Two things stand out from the European Central
Bank's decision effectively to pre-announce a rise in interest rates
next month. First is its eagerness to polish up its inflation-fighting
credentials after being slurred by Axel Weber
and much of the German press and political elite; second is its
confidence in the ability of its "non-standard" measures to stop a
breakdown of the financial system.
Both may be justified, but the bank's motives may not be of the purest.
ECB's credibility has been under intense scrutiny in Germany as a
result of its response to the crisis. That scrutiny has become even more
intense since the decision by Mr. Weber effectively to pull out of the
contest to find a successor to Jean-Claude Trichet
rather than run for the presidency of an institution that he considered
too soft on inflation and too soft on profligate governments.
Mr. Weber's planned departure from the Bundesbank next month has put
more pressure on the ECB to be hawkish than they would otherwise have
been yesterday, both directly and indirectly.
Directly, because of the political imperative in Germany to respond
to Mr. Weber's rebuke. Indirectly, because Mr. Weber was the most likely
candidate to succeed Mr. Trichet when his contract expires in October.
Now the Mario Draghis, Nout Wellinks and Yves Mersches of this world are
engaged in a hawkier-than-thou war of words, transparently trying to
persuade German Chancellor Angela Merkel that each is the man to defend
the German cult(ure) of stability at the top of the ECB now that their
own candidate has withdrawn.
That on its own would be no particularly convincing reason to raise
interest rates now. Another reason not to do so would be the evidence of
its own monetary analysis, on which it claims to put so much emphasis.
The last time the ECB began raising interest rates—in December 2005—
private-sector credit was growing at 9% a year. In the three months to
January 2011, it grew at an annualized 2.1%. Corporate borrowing in
particular is still doing little more than flatlining, and household
borrowing levels are also well below their historical levels.

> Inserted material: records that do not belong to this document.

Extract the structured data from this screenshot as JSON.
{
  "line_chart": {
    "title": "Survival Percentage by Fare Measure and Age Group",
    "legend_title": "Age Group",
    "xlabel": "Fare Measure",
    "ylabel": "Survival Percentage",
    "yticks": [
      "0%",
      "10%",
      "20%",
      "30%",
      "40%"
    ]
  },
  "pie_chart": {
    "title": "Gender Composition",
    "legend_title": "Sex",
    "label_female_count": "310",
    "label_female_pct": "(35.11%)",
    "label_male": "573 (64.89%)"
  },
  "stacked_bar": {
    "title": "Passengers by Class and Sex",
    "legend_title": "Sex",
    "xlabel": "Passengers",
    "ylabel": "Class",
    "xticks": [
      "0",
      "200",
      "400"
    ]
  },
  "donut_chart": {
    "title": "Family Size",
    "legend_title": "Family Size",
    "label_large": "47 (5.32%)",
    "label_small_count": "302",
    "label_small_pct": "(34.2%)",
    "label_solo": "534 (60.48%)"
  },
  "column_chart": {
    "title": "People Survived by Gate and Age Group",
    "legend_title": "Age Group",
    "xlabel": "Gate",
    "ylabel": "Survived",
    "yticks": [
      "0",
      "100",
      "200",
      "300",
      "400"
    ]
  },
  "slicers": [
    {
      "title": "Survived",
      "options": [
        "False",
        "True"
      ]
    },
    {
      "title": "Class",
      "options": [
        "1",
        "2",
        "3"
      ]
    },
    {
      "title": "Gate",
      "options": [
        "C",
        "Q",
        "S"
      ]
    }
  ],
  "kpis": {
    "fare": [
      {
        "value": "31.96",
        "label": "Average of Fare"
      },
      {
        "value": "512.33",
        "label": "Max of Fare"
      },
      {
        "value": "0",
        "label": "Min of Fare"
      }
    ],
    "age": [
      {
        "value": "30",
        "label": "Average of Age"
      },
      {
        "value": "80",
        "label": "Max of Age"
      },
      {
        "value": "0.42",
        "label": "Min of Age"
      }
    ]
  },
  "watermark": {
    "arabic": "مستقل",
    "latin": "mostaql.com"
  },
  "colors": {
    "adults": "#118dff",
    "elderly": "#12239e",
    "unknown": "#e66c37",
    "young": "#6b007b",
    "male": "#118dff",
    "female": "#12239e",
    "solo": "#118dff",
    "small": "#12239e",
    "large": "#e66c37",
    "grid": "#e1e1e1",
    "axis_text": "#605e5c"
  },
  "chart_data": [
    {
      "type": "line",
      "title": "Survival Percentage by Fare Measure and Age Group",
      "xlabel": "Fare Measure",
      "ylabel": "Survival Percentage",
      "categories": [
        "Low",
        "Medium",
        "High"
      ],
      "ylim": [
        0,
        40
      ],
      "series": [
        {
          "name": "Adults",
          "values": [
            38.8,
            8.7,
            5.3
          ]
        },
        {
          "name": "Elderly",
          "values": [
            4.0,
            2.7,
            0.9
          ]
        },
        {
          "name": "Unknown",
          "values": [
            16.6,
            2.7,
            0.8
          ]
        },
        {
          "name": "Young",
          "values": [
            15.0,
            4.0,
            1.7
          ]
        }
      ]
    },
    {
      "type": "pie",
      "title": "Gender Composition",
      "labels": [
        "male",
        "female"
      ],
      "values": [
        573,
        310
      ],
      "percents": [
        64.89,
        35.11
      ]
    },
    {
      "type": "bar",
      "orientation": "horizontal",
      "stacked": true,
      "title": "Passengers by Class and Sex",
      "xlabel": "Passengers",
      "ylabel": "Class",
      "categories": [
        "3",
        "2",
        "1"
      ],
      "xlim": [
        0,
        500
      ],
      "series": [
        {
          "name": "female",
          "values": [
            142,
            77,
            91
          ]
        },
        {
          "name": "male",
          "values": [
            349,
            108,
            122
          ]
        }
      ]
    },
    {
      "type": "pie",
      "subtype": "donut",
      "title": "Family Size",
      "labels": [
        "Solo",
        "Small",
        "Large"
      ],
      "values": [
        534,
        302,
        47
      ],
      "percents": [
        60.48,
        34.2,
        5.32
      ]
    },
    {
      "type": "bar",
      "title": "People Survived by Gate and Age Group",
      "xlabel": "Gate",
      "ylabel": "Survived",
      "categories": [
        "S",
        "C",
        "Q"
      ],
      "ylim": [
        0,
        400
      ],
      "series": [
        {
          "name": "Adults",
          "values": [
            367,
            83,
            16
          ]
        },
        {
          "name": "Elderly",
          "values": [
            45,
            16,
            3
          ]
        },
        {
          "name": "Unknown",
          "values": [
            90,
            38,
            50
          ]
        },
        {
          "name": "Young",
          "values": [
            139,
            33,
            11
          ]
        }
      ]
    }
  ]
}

In short, for all its sophisticated rhetoric about expectations of
inflation rates in the medium term, the ECB has taken an unabashedly
knee-jerk decision. Inflation has been above its tolerance threshold of
2% for all of two months, and the central bank is already talking about
its first interest rate increase since the collapse of Lehman Brothers
Inc. And all because of factors that are completely beyond the control
of governments and the "social partners" of management and labor that
really drive euro-zone wage policy.
As such, the ECB is acting tough to defend its credibility, but its
action is not consistent with much of its traditional message.
If that were all there was to it, it would be hard to avoid damning
them for a bunch of posturing pseudo-hawks. Thankfully, that isn't the
case. A close look at the ECB's announcements Thursday shows that it
isn't preparing to throw the euro-zone's highly-indebted periphery to
the dogs in defense of a facile definition of credibility.
Ever since spring 2009, the economy has been floated back to growth
on a tide of central bank liquidity and the ECB has balanced price
stability against financial stability, hoping that it wouldn't have to
raise interest rates before the euro zone could clear up its banking
As it became clear that the problems of the banks would take years
rather than months to solve, the ECB has had to devote more attention to
making sure that no major European bank collapsed, triggering a re-run
of the post-Lehman mayhem in 2008.
It has done this with a range of non-standard measures, the most
effective (and enduring) of which have been a policy of unlimited
lending to banks that can post eligible collateral, and a big relaxation
of the definition of eligible collateral itself— effectively lending
hard cash against junk paper.
Mr. Trichet has always claimed the standard and the non-standard
measures can be operated independently. He has never had to prove this
If, as seems likely, the ECB raises its refinancing rate next month,
it will continue to lend unlimited amounts to banks that have no
recourse to private financial markets. The big gamble is that market
rates in the core countries can edge higher without tipping the
periphery into bankruptcy.
That rests on the assumption that simple availability of ECB
liquidity is more important to addict banks than the 25 basis points
extra on the cost.
For that gamble to pay off, the ECB may have to deploy its other
principal non-standard weapon— the purchase of government bonds.
Higher central bank rates will almost certainly bring higher
government borrowing costs. For Spain and Portugal in particular, still
trying to finance themselves through the market, any rise in interest
rates will be hard to stomach. In falling bond markets, yield spreads
usually widen, and Portugal will almost certainly need heavy buying from
the ECB to keep its 10-year yields below the 7% level that its
government thinks is sustainable.
You can argue that such a scenario would amount to the de facto suspension of a single monetary policy for the euro zone.
There would be, more clearly than ever, one policy for the periphery
and one policy for the core, irrespective of the actual level of
interest rates, and it would create obvious political difficulties in
the present climate.
But if you have been arguing that the ECB needs to make at least a
tactical retreat from the rigors of one-size-fits-all, then its action
is overdue and ycould hardly blame it for doing so.